To build the cuNVSM training binary and manage dependencies, we use CMake (version 3.8 and higher). In addition, we rely on the following libraries for the cuNVSM training binary:

The cnmem library is used for memory management. The tests are implemented using the googletest and googlemock frameworks. CMake will fetch and compile these libraries automatically as part of the build pipeline. Finally, you need a CUDA-compatible GPU in order to perform any computations.

Dependencies for the nvsm Python (>= 3.5) library used for loading and querying trained models can be installed as follows:

pip install -r requirements.txt

Note that the Python library depends on pyndri, which in turn also depends on Indri.

Installation

To install cuNVSM, the following instructions should get you started. Note that the installation will fail if dependencies cannot be found.

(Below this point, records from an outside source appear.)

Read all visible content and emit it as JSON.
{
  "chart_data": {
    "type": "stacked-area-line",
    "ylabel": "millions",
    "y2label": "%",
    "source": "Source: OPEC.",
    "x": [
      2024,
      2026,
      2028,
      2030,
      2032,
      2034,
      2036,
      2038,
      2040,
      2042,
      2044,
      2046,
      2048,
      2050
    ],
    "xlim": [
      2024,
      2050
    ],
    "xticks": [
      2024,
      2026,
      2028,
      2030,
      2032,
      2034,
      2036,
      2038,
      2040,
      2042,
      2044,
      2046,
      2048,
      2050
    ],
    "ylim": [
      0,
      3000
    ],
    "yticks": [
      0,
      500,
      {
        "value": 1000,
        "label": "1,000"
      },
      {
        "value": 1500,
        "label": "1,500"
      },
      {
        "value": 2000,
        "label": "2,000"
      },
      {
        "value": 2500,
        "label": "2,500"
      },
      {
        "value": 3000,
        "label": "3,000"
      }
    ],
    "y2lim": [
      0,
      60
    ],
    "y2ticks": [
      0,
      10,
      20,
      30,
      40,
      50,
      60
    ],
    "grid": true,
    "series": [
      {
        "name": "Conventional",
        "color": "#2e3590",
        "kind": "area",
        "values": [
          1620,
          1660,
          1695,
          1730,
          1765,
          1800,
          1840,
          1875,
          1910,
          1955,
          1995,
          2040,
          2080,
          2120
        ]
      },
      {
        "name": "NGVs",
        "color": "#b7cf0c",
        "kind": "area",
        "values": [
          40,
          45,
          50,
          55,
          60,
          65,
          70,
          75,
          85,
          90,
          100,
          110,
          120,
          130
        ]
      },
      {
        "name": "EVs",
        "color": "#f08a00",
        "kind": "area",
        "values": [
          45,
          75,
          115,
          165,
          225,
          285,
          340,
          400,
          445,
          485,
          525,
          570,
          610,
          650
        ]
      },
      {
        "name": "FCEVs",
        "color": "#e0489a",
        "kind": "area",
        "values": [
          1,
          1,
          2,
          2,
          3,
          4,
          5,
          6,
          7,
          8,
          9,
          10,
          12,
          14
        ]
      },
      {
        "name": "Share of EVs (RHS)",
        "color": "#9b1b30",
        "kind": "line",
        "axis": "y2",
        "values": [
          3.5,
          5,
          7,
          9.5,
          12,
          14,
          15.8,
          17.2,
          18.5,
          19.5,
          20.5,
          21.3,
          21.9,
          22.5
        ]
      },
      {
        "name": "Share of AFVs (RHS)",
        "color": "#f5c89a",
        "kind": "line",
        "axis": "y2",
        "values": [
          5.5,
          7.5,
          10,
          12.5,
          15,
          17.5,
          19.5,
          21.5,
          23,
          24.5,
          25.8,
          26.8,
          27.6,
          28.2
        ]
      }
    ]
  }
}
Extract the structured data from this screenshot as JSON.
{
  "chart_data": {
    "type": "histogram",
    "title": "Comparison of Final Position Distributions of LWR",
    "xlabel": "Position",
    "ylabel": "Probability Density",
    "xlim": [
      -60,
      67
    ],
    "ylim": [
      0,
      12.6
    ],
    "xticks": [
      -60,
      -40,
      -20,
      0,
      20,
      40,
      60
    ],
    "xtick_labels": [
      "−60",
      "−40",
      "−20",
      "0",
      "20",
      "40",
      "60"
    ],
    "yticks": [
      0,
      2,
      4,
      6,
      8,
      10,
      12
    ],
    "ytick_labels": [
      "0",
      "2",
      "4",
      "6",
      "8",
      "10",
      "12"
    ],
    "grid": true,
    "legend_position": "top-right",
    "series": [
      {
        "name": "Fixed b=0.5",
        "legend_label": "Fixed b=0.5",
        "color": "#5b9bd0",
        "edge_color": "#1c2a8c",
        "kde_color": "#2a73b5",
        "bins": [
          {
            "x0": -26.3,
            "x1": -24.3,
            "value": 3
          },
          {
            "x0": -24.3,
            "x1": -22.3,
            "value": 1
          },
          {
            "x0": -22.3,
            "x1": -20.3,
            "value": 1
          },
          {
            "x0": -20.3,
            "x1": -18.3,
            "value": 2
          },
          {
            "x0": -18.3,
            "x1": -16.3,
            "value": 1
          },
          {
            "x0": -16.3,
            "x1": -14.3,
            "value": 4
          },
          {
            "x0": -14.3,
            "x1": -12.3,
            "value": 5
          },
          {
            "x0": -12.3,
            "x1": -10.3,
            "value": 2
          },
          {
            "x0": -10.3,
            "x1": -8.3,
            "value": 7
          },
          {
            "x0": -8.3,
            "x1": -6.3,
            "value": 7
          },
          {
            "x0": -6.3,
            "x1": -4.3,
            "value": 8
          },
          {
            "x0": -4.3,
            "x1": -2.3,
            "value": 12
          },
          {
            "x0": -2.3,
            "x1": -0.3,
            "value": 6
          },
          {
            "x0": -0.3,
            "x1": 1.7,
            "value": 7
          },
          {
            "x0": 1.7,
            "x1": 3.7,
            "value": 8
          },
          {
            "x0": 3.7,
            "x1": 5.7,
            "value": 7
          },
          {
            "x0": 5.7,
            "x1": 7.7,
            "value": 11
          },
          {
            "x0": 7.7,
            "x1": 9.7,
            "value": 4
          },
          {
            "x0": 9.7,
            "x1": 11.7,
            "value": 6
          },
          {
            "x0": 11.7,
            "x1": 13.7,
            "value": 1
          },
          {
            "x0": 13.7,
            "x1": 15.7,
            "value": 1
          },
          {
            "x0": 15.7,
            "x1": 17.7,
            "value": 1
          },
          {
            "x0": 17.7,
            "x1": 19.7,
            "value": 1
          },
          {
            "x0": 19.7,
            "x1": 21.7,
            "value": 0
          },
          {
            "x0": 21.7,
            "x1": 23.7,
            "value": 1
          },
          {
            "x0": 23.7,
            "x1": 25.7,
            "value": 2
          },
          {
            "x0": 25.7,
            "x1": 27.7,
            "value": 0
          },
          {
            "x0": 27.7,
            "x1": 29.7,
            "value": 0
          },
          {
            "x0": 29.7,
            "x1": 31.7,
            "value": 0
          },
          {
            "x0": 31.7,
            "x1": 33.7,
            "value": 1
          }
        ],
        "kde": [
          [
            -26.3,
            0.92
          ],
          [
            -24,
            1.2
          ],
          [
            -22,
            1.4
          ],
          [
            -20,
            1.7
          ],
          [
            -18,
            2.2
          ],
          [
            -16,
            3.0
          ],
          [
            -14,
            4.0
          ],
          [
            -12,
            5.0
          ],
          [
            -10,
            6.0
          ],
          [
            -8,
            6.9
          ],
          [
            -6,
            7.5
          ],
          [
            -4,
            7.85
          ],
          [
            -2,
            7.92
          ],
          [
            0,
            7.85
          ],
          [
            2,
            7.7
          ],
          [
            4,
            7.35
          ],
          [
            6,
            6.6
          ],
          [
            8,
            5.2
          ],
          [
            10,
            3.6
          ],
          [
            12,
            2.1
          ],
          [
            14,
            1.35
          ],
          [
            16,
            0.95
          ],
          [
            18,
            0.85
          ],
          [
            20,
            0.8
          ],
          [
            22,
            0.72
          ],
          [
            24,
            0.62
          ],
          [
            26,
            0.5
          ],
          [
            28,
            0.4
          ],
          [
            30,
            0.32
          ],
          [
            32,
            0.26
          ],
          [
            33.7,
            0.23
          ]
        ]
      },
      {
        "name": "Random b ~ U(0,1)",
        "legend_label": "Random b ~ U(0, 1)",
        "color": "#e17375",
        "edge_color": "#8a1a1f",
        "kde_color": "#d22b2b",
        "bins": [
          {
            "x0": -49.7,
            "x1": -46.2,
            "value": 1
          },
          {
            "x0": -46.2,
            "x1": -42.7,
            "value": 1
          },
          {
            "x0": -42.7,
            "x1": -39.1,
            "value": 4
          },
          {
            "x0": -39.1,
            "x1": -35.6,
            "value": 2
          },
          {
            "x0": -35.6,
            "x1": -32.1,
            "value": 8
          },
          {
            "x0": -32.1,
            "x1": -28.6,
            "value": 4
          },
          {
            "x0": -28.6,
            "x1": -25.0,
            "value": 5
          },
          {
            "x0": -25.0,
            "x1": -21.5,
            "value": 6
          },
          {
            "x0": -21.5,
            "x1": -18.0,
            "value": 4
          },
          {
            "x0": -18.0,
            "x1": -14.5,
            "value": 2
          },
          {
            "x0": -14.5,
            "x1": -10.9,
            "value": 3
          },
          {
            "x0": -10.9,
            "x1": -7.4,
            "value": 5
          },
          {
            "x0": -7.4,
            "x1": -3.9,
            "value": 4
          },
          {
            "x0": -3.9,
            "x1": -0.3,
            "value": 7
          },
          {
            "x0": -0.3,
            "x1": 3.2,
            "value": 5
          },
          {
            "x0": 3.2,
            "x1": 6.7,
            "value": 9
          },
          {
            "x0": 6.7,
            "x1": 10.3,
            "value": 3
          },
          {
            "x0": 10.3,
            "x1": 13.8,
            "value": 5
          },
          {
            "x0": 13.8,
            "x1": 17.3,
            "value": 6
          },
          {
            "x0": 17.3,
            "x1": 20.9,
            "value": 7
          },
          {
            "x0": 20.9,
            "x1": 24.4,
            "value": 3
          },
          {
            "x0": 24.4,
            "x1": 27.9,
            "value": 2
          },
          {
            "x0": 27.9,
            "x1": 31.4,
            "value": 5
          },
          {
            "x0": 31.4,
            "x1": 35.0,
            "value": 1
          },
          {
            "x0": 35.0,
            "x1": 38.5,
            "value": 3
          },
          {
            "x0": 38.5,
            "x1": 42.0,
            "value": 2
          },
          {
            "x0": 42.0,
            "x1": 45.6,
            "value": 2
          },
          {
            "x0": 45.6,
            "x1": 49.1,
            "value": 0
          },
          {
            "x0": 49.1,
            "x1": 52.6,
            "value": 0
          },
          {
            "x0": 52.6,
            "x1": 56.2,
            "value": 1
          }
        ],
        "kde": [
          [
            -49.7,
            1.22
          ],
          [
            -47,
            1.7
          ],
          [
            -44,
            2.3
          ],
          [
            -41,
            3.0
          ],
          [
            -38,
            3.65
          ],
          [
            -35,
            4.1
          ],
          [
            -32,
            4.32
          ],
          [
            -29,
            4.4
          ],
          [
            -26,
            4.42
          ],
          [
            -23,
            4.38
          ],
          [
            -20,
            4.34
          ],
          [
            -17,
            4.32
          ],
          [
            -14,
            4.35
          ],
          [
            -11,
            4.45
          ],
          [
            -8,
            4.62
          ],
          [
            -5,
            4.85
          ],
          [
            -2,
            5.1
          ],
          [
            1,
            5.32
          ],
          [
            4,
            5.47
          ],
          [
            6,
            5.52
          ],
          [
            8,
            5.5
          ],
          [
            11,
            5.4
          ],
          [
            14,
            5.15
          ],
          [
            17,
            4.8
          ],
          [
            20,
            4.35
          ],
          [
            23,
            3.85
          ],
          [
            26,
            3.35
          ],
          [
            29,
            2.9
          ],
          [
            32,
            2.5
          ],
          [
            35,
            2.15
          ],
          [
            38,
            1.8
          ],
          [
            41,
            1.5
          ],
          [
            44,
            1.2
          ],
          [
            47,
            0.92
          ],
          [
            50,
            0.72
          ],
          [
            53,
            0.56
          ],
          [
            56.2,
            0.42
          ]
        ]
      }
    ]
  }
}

git clone https://github.com/cvangysel/cuNVSM
cd cuNVSM
mkdir build
cd build
cmake ..
make
make install

Please refer to the CMake documentation for advanced options.

cuNVSM also comes with a rich test harness to verify its implementation, see TESTS for more information.

Examples

See TUTORIAL for examples.

Frequently Asked Questions

How do I run NVSM or LSE?

Different models can be trained/queried by passing the appropriate flags to the cuNVSMTrainModel and cuNVSMQuery executables.

  • For LSE, pass --batch_size 4096, --nonlinearity tanh and --bias_negative_samples to cuNVSMTrainModel.
  • For NVSM, pass --batch_size 51200, --nonlinearity hard_tanh and --batch_normalization to cuNVSMTrainModel and pass --linear to cuNVSMQuery.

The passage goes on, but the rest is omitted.